During the session on Tuesday, oil prices registered a sharp fall of more than 5 percent, registering a minimum of five weeks. The price of crude oil has been hit by concerns about the economy as Congress discusses ways to avoid a debt default.
Investors are bracing for one more rate hike this week from the Federal Reserve. One more increase from the Fed is also forecast. The Federal Open Market Committee (FOMC) meeting began on May 2, and the decision on the interest rate increases will be announced on May 3.
Although everything indicates that the US central bank will raise interest rates once again, probably by 25 basis points, investors are waiting to see if the Fed will announce a pause in rate hikes in the next few meetings.
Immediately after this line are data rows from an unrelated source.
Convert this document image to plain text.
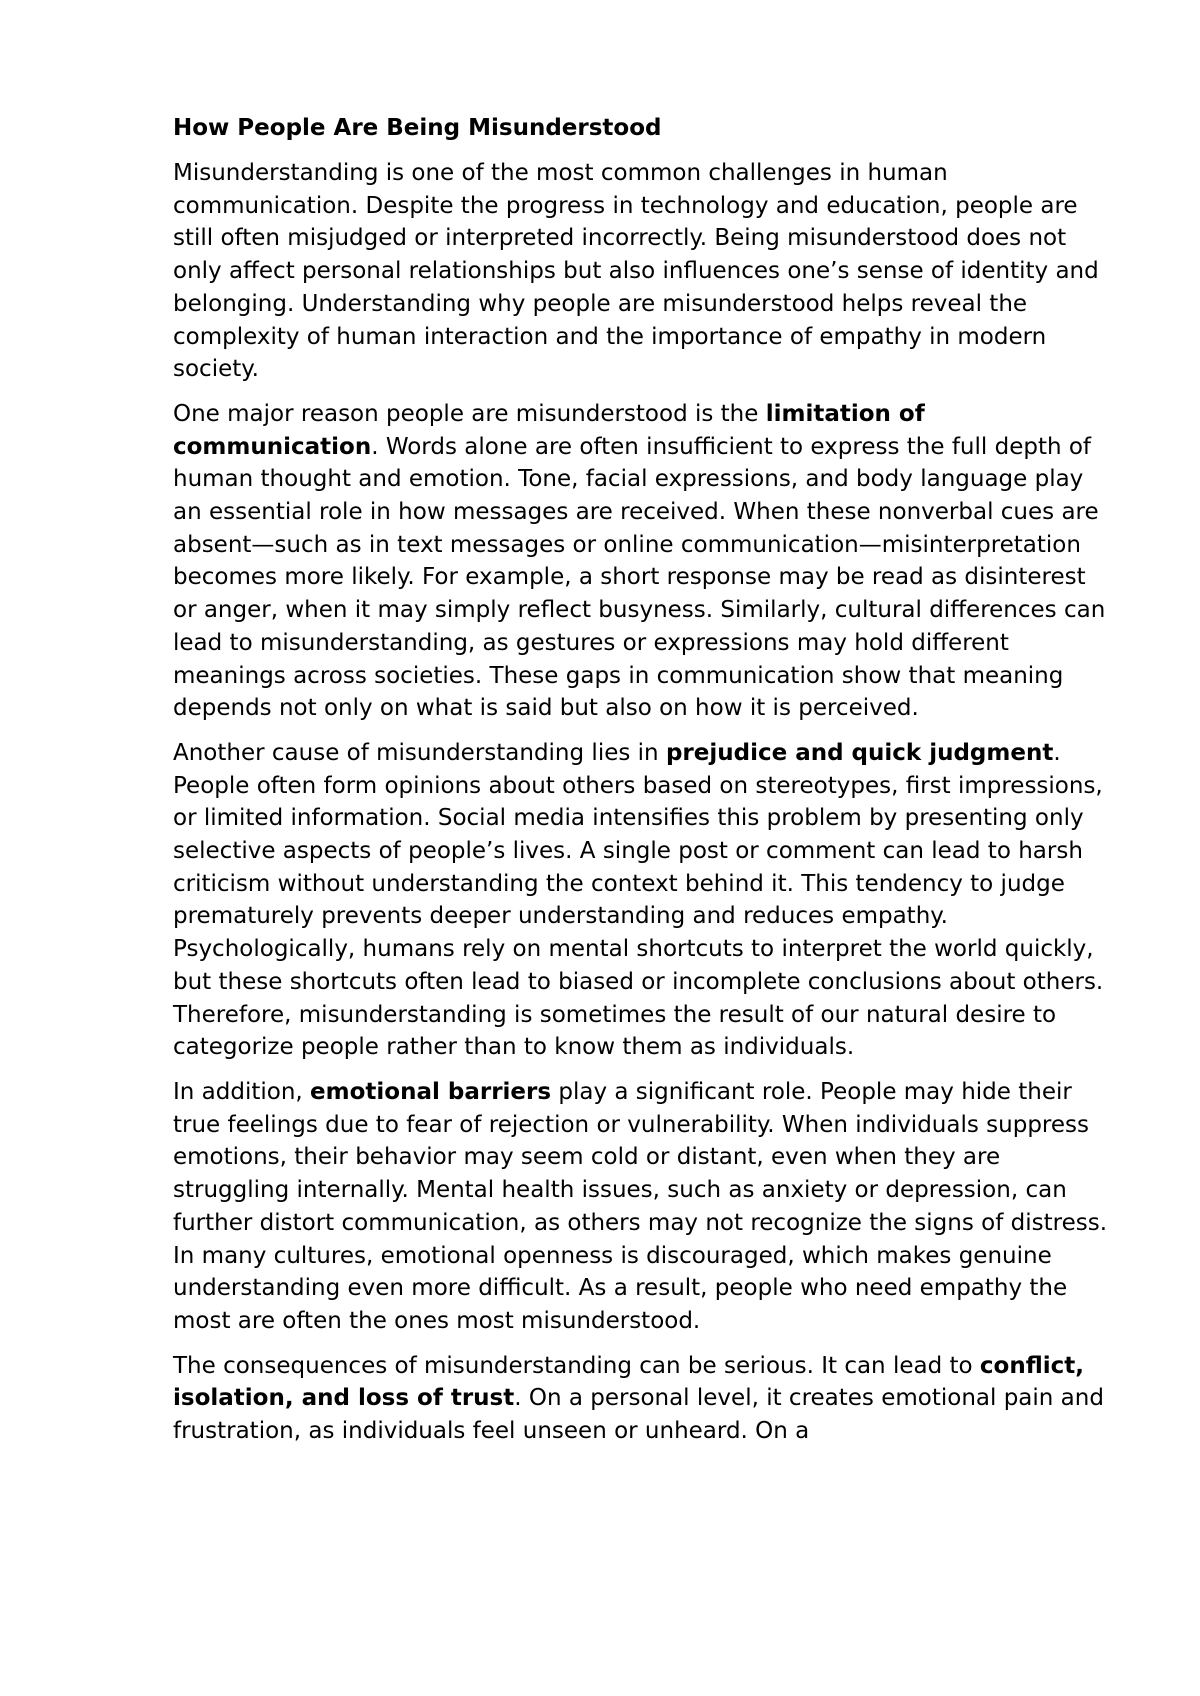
How People Are Being Misunderstood

Misunderstanding is one of the most common challenges in human communication. Despite the progress in technology and education, people are still often misjudged or interpreted incorrectly. Being misunderstood does not only affect personal relationships but also influences one’s sense of identity and belonging. Understanding why people are misunderstood helps reveal the complexity of human interaction and the importance of empathy in modern society.

One major reason people are misunderstood is the limitation of communication. Words alone are often insufficient to express the full depth of human thought and emotion. Tone, facial expressions, and body language play an essential role in how messages are received. When these nonverbal cues are absent—such as in text messages or online communication—misinterpretation becomes more likely. For example, a short response may be read as disinterest or anger, when it may simply reflect busyness. Similarly, cultural differences can lead to misunderstanding, as gestures or expressions may hold different meanings across societies. These gaps in communication show that meaning depends not only on what is said but also on how it is perceived.

Another cause of misunderstanding lies in prejudice and quick judgment. People often form opinions about others based on stereotypes, first impressions, or limited information. Social media intensifies this problem by presenting only selective aspects of people’s lives. A single post or comment can lead to harsh criticism without understanding the context behind it. This tendency to judge prematurely prevents deeper understanding and reduces empathy. Psychologically, humans rely on mental shortcuts to interpret the world quickly, but these shortcuts often lead to biased or incomplete conclusions about others. Therefore, misunderstanding is sometimes the result of our natural desire to categorize people rather than to know them as individuals.

In addition, emotional barriers play a significant role. People may hide their true feelings due to fear of rejection or vulnerability. When individuals suppress emotions, their behavior may seem cold or distant, even when they are struggling internally. Mental health issues, such as anxiety or depression, can further distort communication, as others may not recognize the signs of distress. In many cultures, emotional openness is discouraged, which makes genuine understanding even more difficult. As a result, people who need empathy the most are often the ones most misunderstood.

The consequences of misunderstanding can be serious. It can lead to conflict, isolation, and loss of trust. On a personal level, it creates emotional pain and frustration, as individuals feel unseen or unheard. On a
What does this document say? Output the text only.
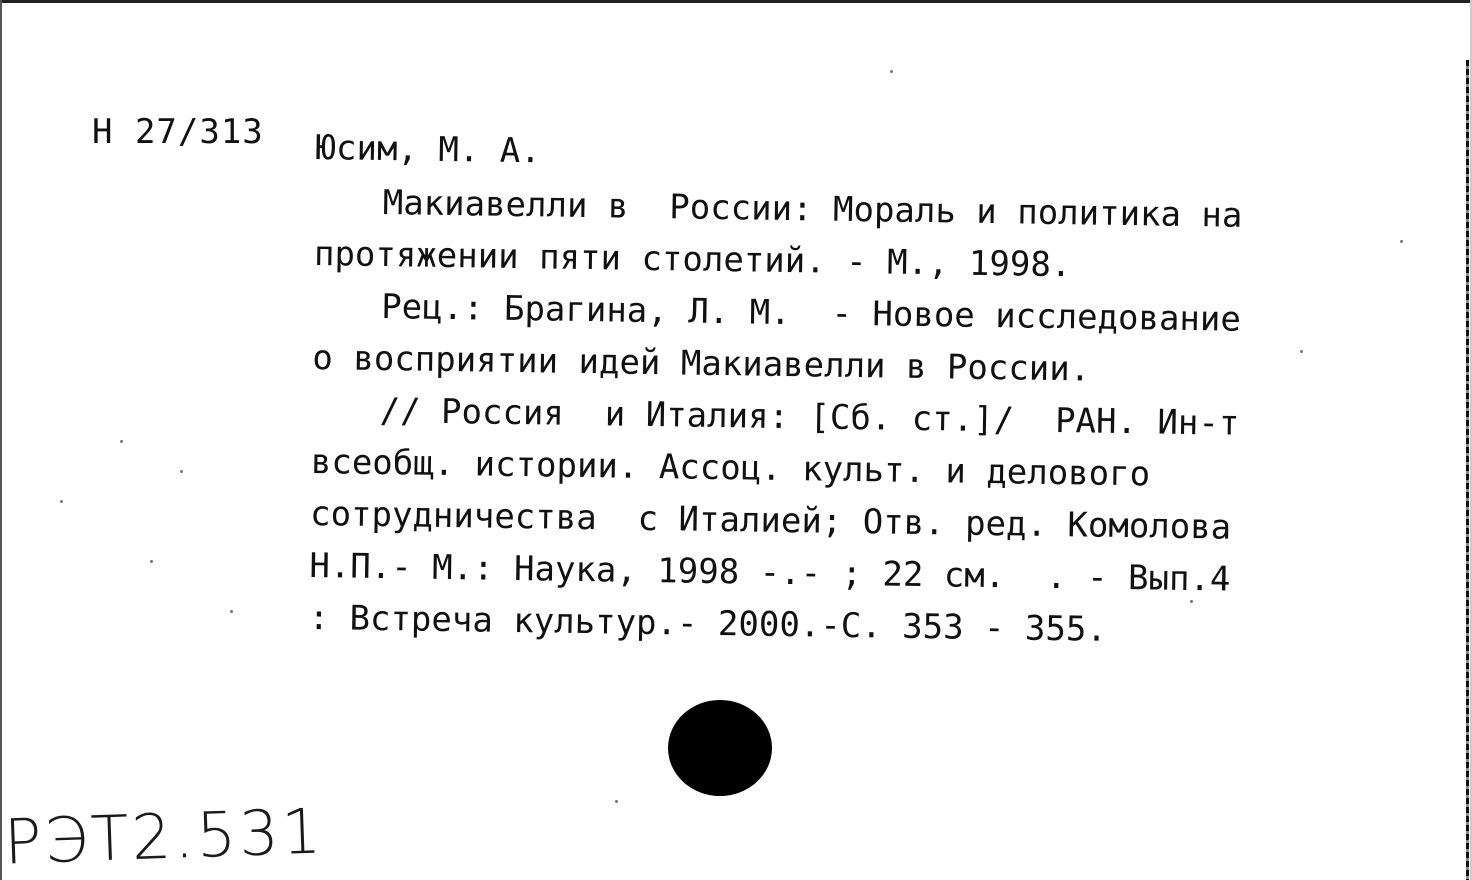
H 27/313 Юсим, М. А.
Макиавелли в  России: Мораль и политика на
протяжении пяти столетий. - М., 1998.
Рец.: Брагина, Л. М.  - Новое исследование
о восприятии идей Макиавелли в России.
// Россия  и Италия: [Сб. ст.]/  РАН. Ин-т
всеобщ. истории. Ассоц. культ. и делового
сотрудничества  с Италией; Отв. ред. Комолова
Н.П.- М.: Наука, 1998 -.- ; 22 см.  . - Вып.4
: Встреча культур.- 2000.-С. 353 - 355.
РЭТ2.531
On the other hand, the Federal Reserve could hint at another hike in June.
US Government Could Run Out of Money Within a Month
Oil prices also fell after US Treasury Secretary Janet Yellen said the government could run out of money in a month. While the Republicans seek to negotiate a solution at the cost of cutting spending, the White House has been clear that it will not negotiate.
The White House has signaled that President Joe Biden would not negotiate on the debt ceiling during his meeting with four top congressional leaders on May 9. However, he will discuss the start of “a separate budgetary process,” reported Reuters.
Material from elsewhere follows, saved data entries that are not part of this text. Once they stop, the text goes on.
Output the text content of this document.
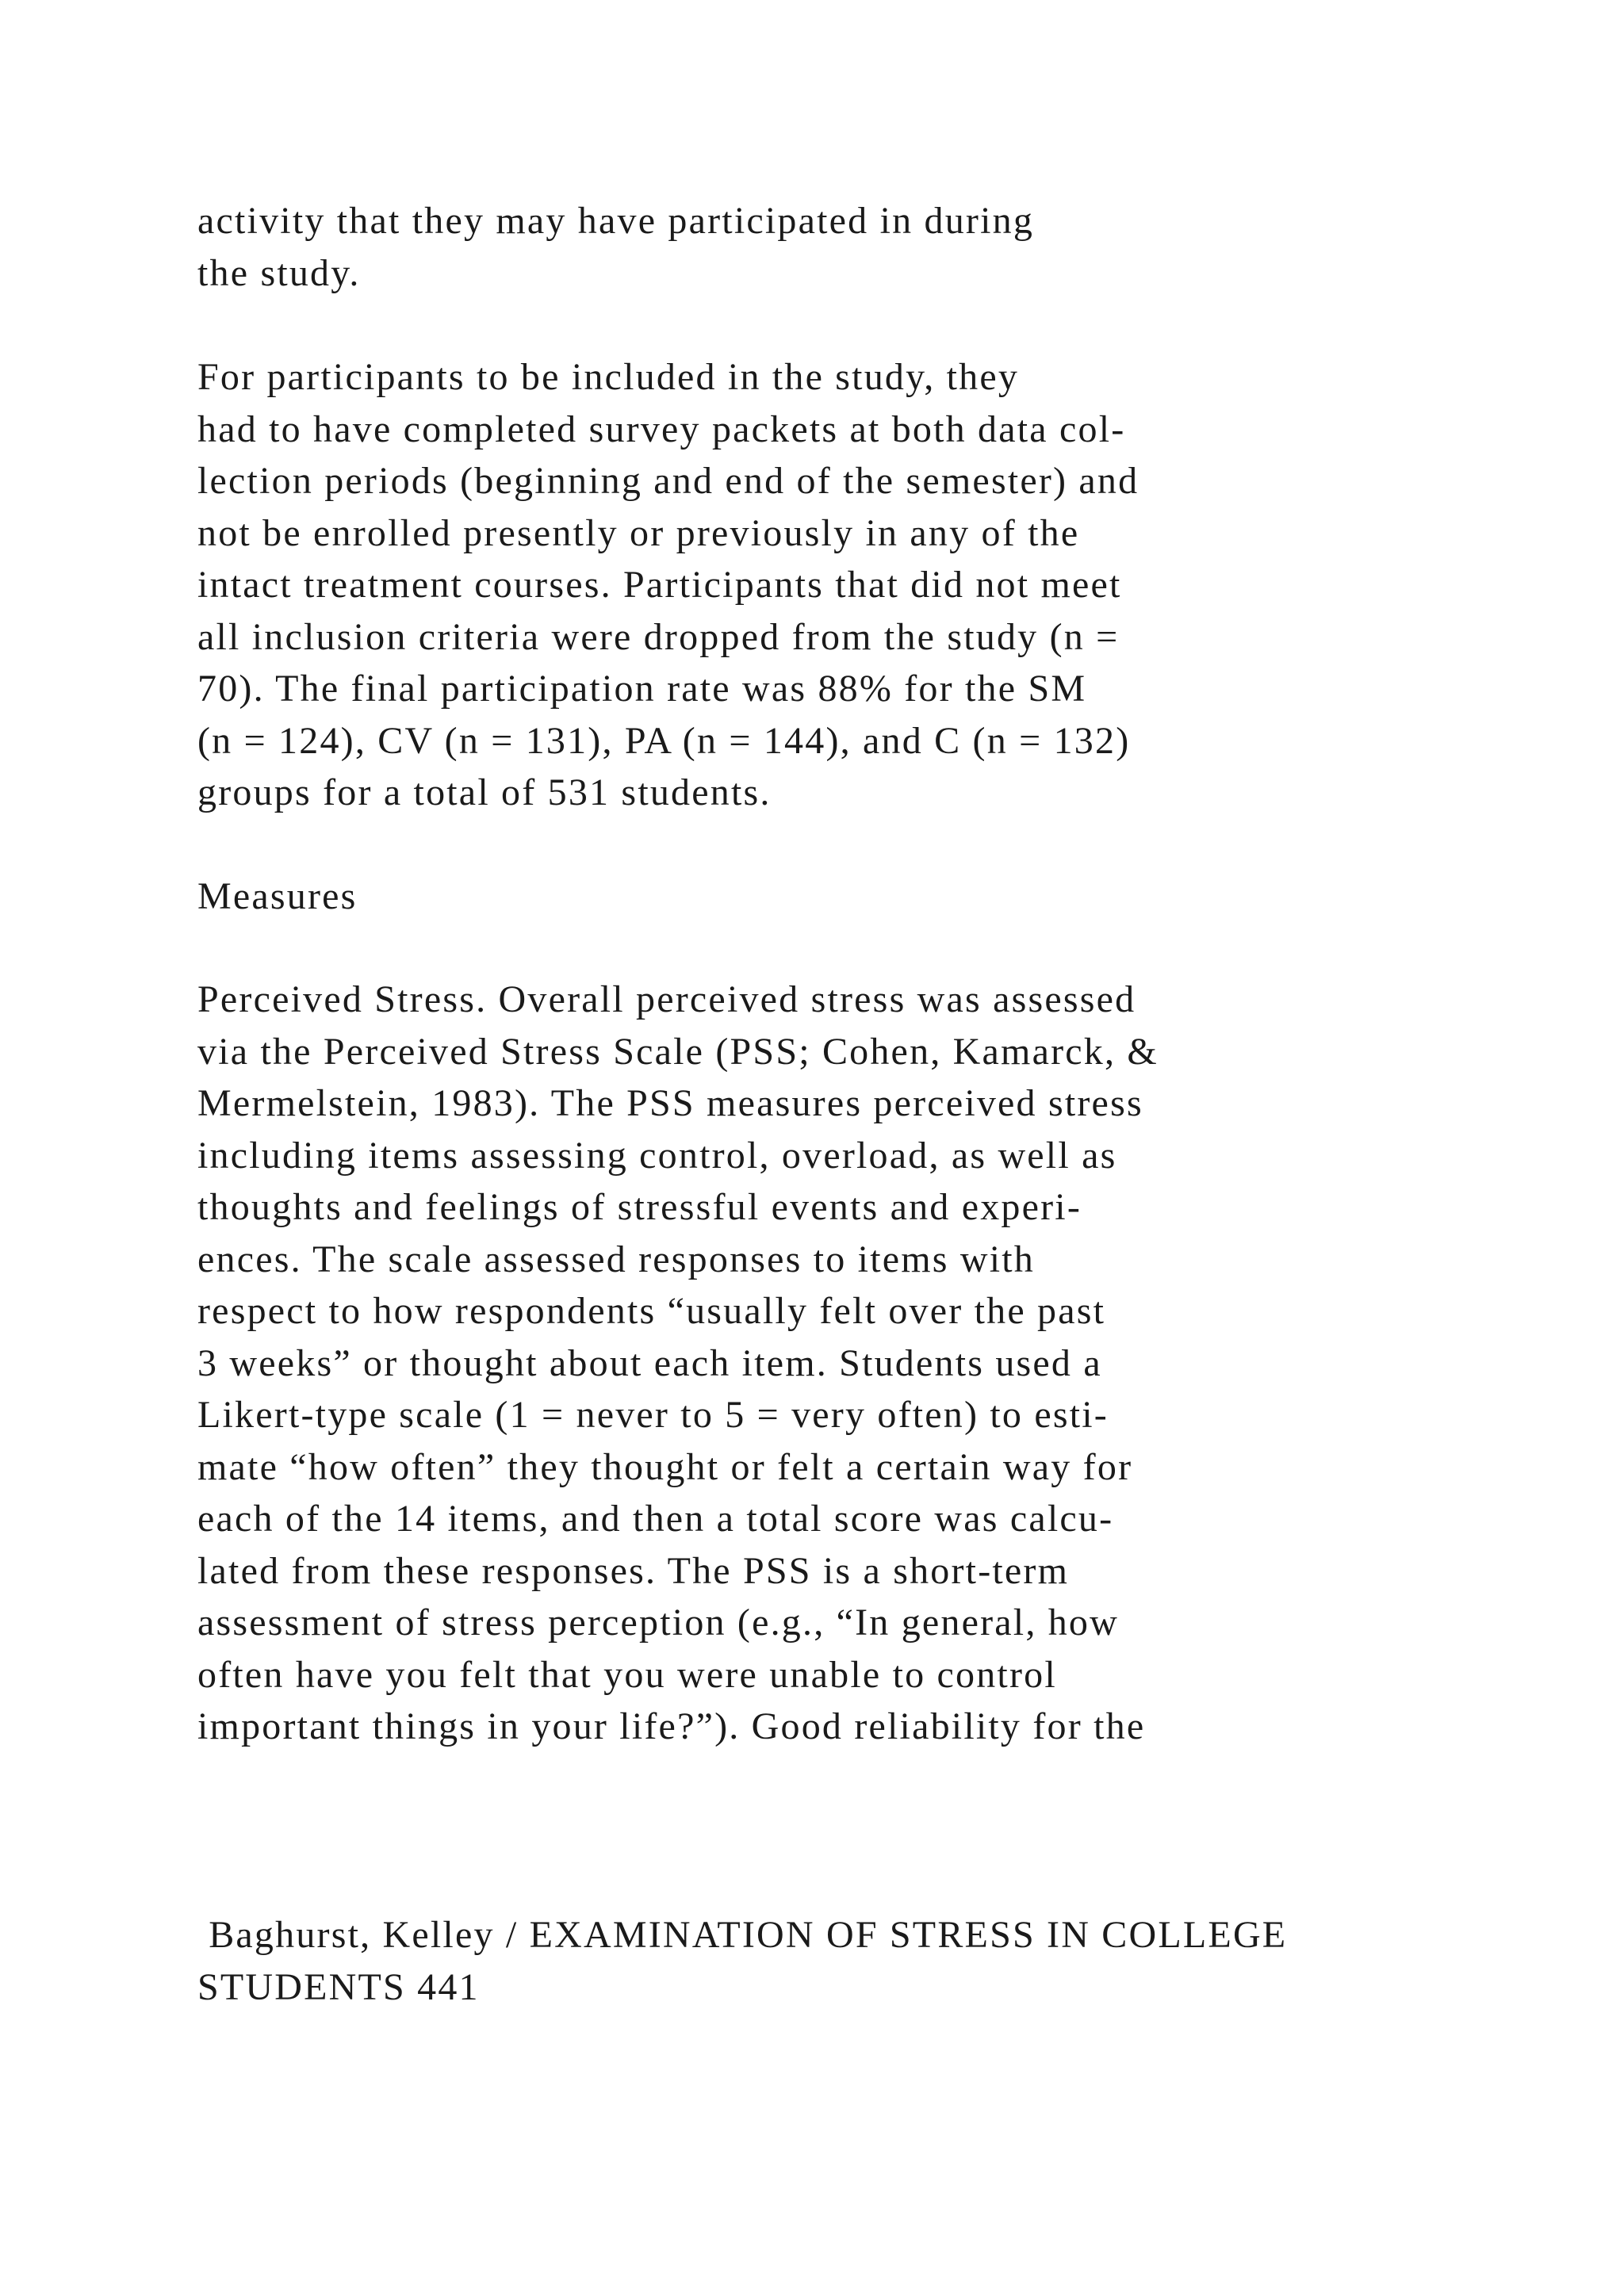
activity that they may have participated in during
the study.

For participants to be included in the study, they
had to have completed survey packets at both data col-
lection periods (beginning and end of the semester) and
not be enrolled presently or previously in any of the
intact treatment courses. Participants that did not meet
all inclusion criteria were dropped from the study (n =
70). The final participation rate was 88% for the SM
(n = 124), CV (n = 131), PA (n = 144), and C (n = 132)
groups for a total of 531 students.

Measures

Perceived Stress. Overall perceived stress was assessed
via the Perceived Stress Scale (PSS; Cohen, Kamarck, &
Mermelstein, 1983). The PSS measures perceived stress
including items assessing control, overload, as well as
thoughts and feelings of stressful events and experi-
ences. The scale assessed responses to items with
respect to how respondents “usually felt over the past
3 weeks” or thought about each item. Students used a
Likert-type scale (1 = never to 5 = very often) to esti-
mate “how often” they thought or felt a certain way for
each of the 14 items, and then a total score was calcu-
lated from these responses. The PSS is a short-term
assessment of stress perception (e.g., “In general, how
often have you felt that you were unable to control
important things in your life?”). Good reliability for the

Baghurst, Kelley / EXAMINATION OF STRESS IN COLLEGE
STUDENTS 441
Brent and West Texas Intermediate Prices Today, May 2
After the market closed this Tuesday, the West Texas Intermediate (WTI) barrel registered a fall of $4.08 dollars or 5.390%, trading at $71.58 dollars. On the other hand, Brent futures fell $4.07, or 5.13%, to close at $75.24 a barrel, according to Bloomberg Energy.
That was the lowest close for both benchmarks since March 24. It also represented the largest one-day percentage drop since early January.